Open Access News

News from the open access movement


Monday, December 01, 2008

Gold OA in physics

Michael Banks, The Price of Free Papers, Physics World, December 2008.  Not even an abstract is free online, at least so far.  The journal provides no deep link to the article, so I'm linking to the TOC.  Excerpt:

...But to cover the costs of producing, peer reviewing and maintaining a digital archive of papers, publishers [of OA journals] charge authors a fee....

[A]t least in some cases, [OA] be a viable alternative to subscriptions (see box opposite). Perhaps the most notable OA journal in physics is New Journal of Physics (NJP), which was launched 10 years ago this month by the German Physical Society and the Institute of Physics (IOP), which also publishes Physics World....

Although there is an argument that OA journals are more likely to accept poor-quality submissions – why, after all, would a journal turn away a paper when publishing it would net several hundred pounds – that does not seem to have been the case for NJP....Although NJP has broken even this year, it has been subsidized by the IOP for all of its 10 years....

Comments

  • With one exception, this is a good survey of gold OA in physics.  The exception is that Banks believes that all OA journals charge publication fees when in fact most do not.  He even uses the erroneous premise to ground a tired objection ("OA journals are more likely to accept poor-quality submissions – why, after all, would a journal turn away a paper when publishing it would net several hundred pounds"), apparently unaware that a higher percentage of TA journals than OA journals charge author-side publication fees.  As I argued in a June 2006 article,

    Now we know that insofar as charging fees for accepted papers is an incentive to lower standards, many more subscription journals are guilty than OA journals.  We know this even before we take into account that OA journals with many excellent submissions can...accept more papers without lowering standards (because they have no size limits) and OA journals with a dearth of excellent submissions can accept fewer papers without shortchanging subscribers (because they have no subscribers).  We know it before we take into account that OA journal fees are much closer to "subsistence-level" compensation than typical subscription fees.  We know it before we take into account that subscription journals justify price increases by pointing to the growing volume of published articles.  We know it before we take into account that fee-charging OA journals have firewalls between their financial and editorial sides.  We know it before we take into account that subscription journals with lower standards and lower rejection rates have higher profit margins (because they perform peer review fewer times per published paper).

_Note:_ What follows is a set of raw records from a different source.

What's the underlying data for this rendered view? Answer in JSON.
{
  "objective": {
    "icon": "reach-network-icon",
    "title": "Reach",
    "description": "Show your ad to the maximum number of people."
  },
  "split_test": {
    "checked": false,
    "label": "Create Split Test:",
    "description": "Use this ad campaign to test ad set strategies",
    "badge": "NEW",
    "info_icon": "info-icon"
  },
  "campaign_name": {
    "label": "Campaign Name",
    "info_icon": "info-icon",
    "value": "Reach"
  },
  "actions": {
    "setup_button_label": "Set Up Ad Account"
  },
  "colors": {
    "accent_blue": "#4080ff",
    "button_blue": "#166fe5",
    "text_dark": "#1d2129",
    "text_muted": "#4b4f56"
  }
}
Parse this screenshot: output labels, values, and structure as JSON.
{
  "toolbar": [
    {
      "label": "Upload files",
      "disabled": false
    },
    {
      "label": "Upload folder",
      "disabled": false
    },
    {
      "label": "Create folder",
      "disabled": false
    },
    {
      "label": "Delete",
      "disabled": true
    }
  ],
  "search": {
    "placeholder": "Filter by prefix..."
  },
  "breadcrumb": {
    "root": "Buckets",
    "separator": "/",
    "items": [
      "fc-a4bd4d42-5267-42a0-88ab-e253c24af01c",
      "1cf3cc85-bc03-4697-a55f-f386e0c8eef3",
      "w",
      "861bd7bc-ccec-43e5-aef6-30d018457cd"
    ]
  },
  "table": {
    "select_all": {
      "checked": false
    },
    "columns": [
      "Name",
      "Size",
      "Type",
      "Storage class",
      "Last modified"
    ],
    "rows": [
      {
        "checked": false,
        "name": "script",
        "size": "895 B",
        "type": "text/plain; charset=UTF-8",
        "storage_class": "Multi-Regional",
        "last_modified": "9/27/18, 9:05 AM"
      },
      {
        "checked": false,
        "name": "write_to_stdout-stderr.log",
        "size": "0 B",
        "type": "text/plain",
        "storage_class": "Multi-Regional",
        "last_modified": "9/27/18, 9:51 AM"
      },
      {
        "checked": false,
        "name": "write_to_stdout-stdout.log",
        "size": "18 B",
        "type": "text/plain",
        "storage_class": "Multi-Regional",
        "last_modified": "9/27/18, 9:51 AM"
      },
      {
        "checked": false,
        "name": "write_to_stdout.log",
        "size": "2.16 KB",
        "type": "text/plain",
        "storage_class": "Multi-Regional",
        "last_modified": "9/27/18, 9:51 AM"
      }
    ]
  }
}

    For other arguments that the business models of OA journals are less likely to decrease quality than to increase it, see my article from October 2006.

  • Note the important disclosure which I haven't seen elsewhere:  the OA New Journal of Physics broke even this year.
  • The same issue of Physics World contains the published edition of John Harnad's article, Free For All, which differs somewhat from the OA preprint we blogged last month.